Especialmente nas indústrias de informação, finanças e automóveis, quase todas retrocederam 10 anos no tempo.
Isso incluía grandes empresas como Toyota e Honda. Embora não tivessem sofrido grandes perdas e ainda fossem ricas e poderosas... No entanto, enganadas por Su Yang, não conseguiram novas baterias de energia, então sua capacidade foi muito reduzida.
Muitos especialistas e corporações de outros países analisaram que, uma vez que o veículo elétrico de Su Yang fosse lançado no mundo, esses grandes players cairiam muito rapidamente.
Portanto, embora as avaliações dessas empresas estivessem muito baixas devido à crise econômica, nenhuma empresa ou banco se manifestou para salvar a situação ou assumir o controle.
As empresas eram operadas por passivos. As garantias eram geralmente ações, e o resultado de preços baixos de ações era uma garantia insuficiente. As empresas precisavam hipotecar mais ações ou aumentar outras garantias.
Isso era realmente muito perigoso para a empresa.
Essas poucas empresas eram as melhores nessa crise. Depois que Su Yang massacrou o Japão, o capital internacional foi como um tubarão que cheirava sangue. Todos se reuniram no Japão e começaram uma nova rodada de destruição, levando a uma nova crise no Japão.

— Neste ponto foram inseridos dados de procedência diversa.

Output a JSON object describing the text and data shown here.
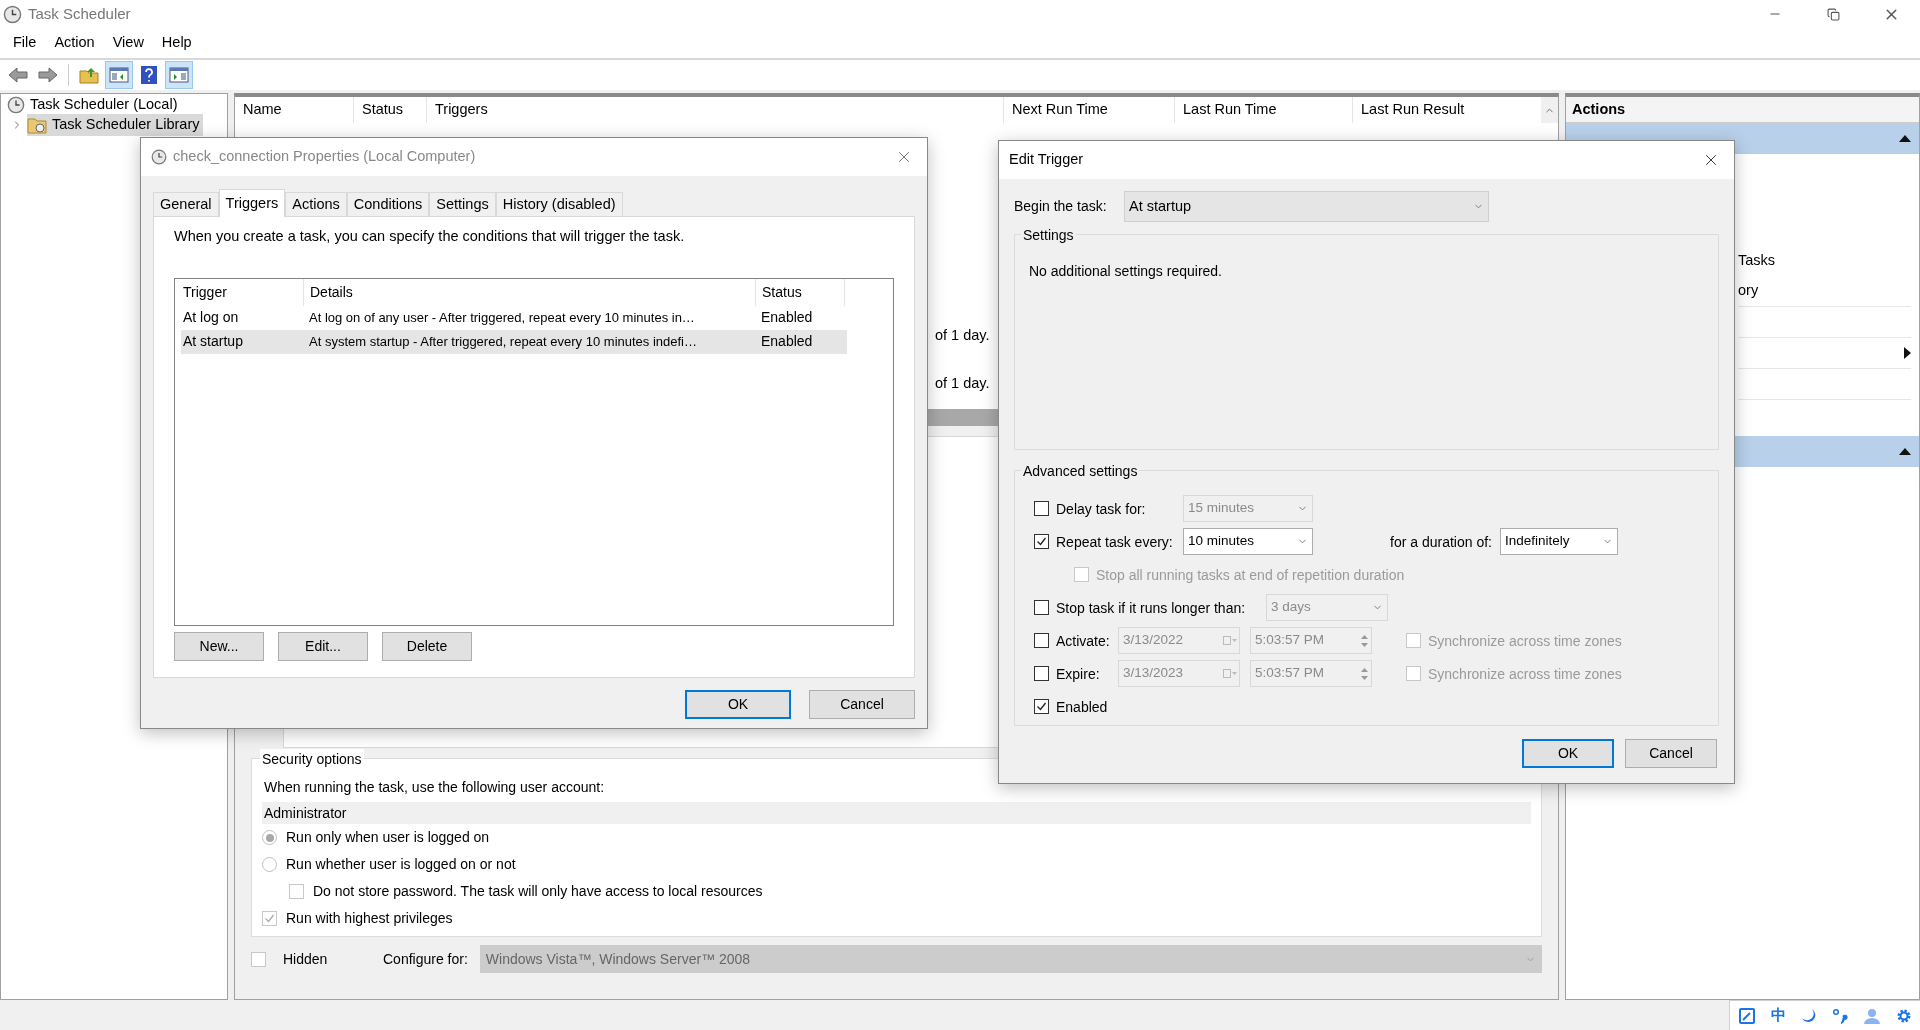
{
  "window": {
    "title": "Task Scheduler"
  },
  "menu": [
    "File",
    "Action",
    "View",
    "Help"
  ],
  "toolbar": [
    {
      "kind": "back",
      "pressed": false
    },
    {
      "kind": "forward",
      "pressed": false
    },
    {
      "kind": "up",
      "pressed": false
    },
    {
      "kind": "tree",
      "pressed": true
    },
    {
      "kind": "help",
      "pressed": false
    },
    {
      "kind": "actions",
      "pressed": true
    }
  ],
  "tree": [
    {
      "label": "Task Scheduler (Local)",
      "selected": false,
      "children": [
        {
          "label": "Task Scheduler Library",
          "selected": true,
          "expanded": false
        }
      ]
    }
  ],
  "task_list": {
    "columns": [
      "Name",
      "Status",
      "Triggers",
      "Next Run Time",
      "Last Run Time",
      "Last Run Result"
    ],
    "row_fragments": [
      "of 1 day.",
      "of 1 day."
    ]
  },
  "general_preview": {
    "security_options": {
      "title": "Security options",
      "account_label": "When running the task, use the following user account:",
      "account": "Administrator",
      "options": [
        {
          "kind": "radio",
          "label": "Run only when user is logged on",
          "selected": true
        },
        {
          "kind": "radio",
          "label": "Run whether user is logged on or not",
          "selected": false,
          "children": [
            {
              "kind": "checkbox",
              "label": "Do not store password.  The task will only have access to local resources",
              "checked": false
            }
          ]
        },
        {
          "kind": "checkbox",
          "label": "Run with highest privileges",
          "checked": true
        }
      ]
    },
    "hidden": {
      "label": "Hidden",
      "checked": false
    },
    "configure_for": {
      "label": "Configure for:",
      "value": "Windows Vista™, Windows Server™ 2008"
    }
  },
  "actions_pane": {
    "title": "Actions",
    "fragments": [
      "Tasks",
      "ory"
    ]
  },
  "tray": {
    "ime_mode": "中"
  },
  "properties_dialog": {
    "title": "check_connection Properties (Local Computer)",
    "tabs": [
      {
        "label": "General",
        "selected": false
      },
      {
        "label": "Triggers",
        "selected": true
      },
      {
        "label": "Actions",
        "selected": false
      },
      {
        "label": "Conditions",
        "selected": false
      },
      {
        "label": "Settings",
        "selected": false
      },
      {
        "label": "History (disabled)",
        "selected": false
      }
    ],
    "description": "When you create a task, you can specify the conditions that will trigger the task.",
    "columns": [
      "Trigger",
      "Details",
      "Status"
    ],
    "rows": [
      {
        "trigger": "At log on",
        "details": "At log on of any user - After triggered, repeat every 10 minutes in…",
        "status": "Enabled",
        "selected": false
      },
      {
        "trigger": "At startup",
        "details": "At system startup - After triggered, repeat every 10 minutes indefi…",
        "status": "Enabled",
        "selected": true
      }
    ],
    "list_buttons": [
      "New...",
      "Edit...",
      "Delete"
    ],
    "buttons": [
      {
        "label": "OK",
        "default": true
      },
      {
        "label": "Cancel",
        "default": false
      }
    ]
  },
  "edit_trigger": {
    "title": "Edit Trigger",
    "begin_label": "Begin the task:",
    "begin_value": "At startup",
    "settings_title": "Settings",
    "settings_text": "No additional settings required.",
    "advanced_title": "Advanced settings",
    "delay": {
      "label": "Delay task for:",
      "checked": false,
      "value": "15 minutes",
      "disabled": true
    },
    "repeat": {
      "label": "Repeat task every:",
      "checked": true,
      "value": "10 minutes",
      "disabled": false,
      "duration_label": "for a duration of:",
      "duration_value": "Indefinitely"
    },
    "stop_all": {
      "label": "Stop all running tasks at end of repetition duration",
      "checked": false,
      "disabled": true
    },
    "stop_longer": {
      "label": "Stop task if it runs longer than:",
      "checked": false,
      "value": "3 days",
      "disabled": true
    },
    "activate": {
      "label": "Activate:",
      "checked": false,
      "date": "3/13/2022",
      "time": "5:03:57 PM",
      "sync_label": "Synchronize across time zones",
      "sync_checked": false,
      "disabled": true
    },
    "expire": {
      "label": "Expire:",
      "checked": false,
      "date": "3/13/2023",
      "time": "5:03:57 PM",
      "sync_label": "Synchronize across time zones",
      "sync_checked": false,
      "disabled": true
    },
    "enabled": {
      "label": "Enabled",
      "checked": true
    },
    "buttons": [
      {
        "label": "OK",
        "default": true
      },
      {
        "label": "Cancel",
        "default": false
      }
    ]
  }
}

O dinheiro nas mãos dos cidadãos comuns havia sido saqueado, e as fábricas haviam falido. Muitos magnatas e grupos financeiros sofreram pesadas perdas e não tiveram escolha a não ser ir para o terraço.
Por outro lado, o grupo visitante da Coreia não queria apenas aprender sobre o Japão, mas também ajudar essas empresas.
No entanto, eles não estavam tentando ajudar seus vizinhos por bondade. Afinal, os dois eram inimigos de longa data. E o Japão era o "pai" deles, então como iriam ajudá-lo?
Eles sentiam principalmente que essas empresas ainda eram muito valiosas. Agora que todo o Japão estava em ruínas, se dessem uma mãozinha, não só conseguiriam alguns parceiros, mas também obteriam muitos benefícios a baixo custo.
Com o objetivo da empresa em mente, o carro do grupo coreano continuou a acelerar. Logo, o grupo chegou à villa onde o presidente da Toyota morava.
Como estava se aproximando o início do outono, o pátio estava cheio de folhas caídas, dando-lhe um ar bastante sombrio.
Um deles bateu na porta, e o grupo chegou ao pátio com a ajuda da empregada. O presidente da Toyota estava discutindo com alguém. Pelo som vindo de longe, parecia estar relacionado a algum turismo do Sudeste Asiático.
Vendo que todos haviam chegado, o presidente da Toyota parou de falar e fez sinal para a pessoa ir embora primeiro. Então, sorriu e cumprimentou: "Vocês chegaram, Lee-kun."
O sobrenome Lee era muito comum na Coreia, mas naquele cargo, havia apenas uma família que poderia ser recebida tão calorosamente pelo presidente da Toyota... Os Lees da Samsung.
Como um magnata mundialmente conhecido, os Lees do Grupo Samsung eram uns dos mais famosos.
O presidente era o homem mais rico. Seu filho era o terceiro homem mais rico. De parafusos, partículas de plástico a arranha-céus, trabalhadores militares, hospitais, valores mobiliários, roupas. Não havia nada que a Samsung não pudesse fazer. Havia tantos departamentos e funcionários que não podiam ser contados com precisão. Metade da produção de carros foi interrompida porque o estado estava preocupado em ficar muito grande.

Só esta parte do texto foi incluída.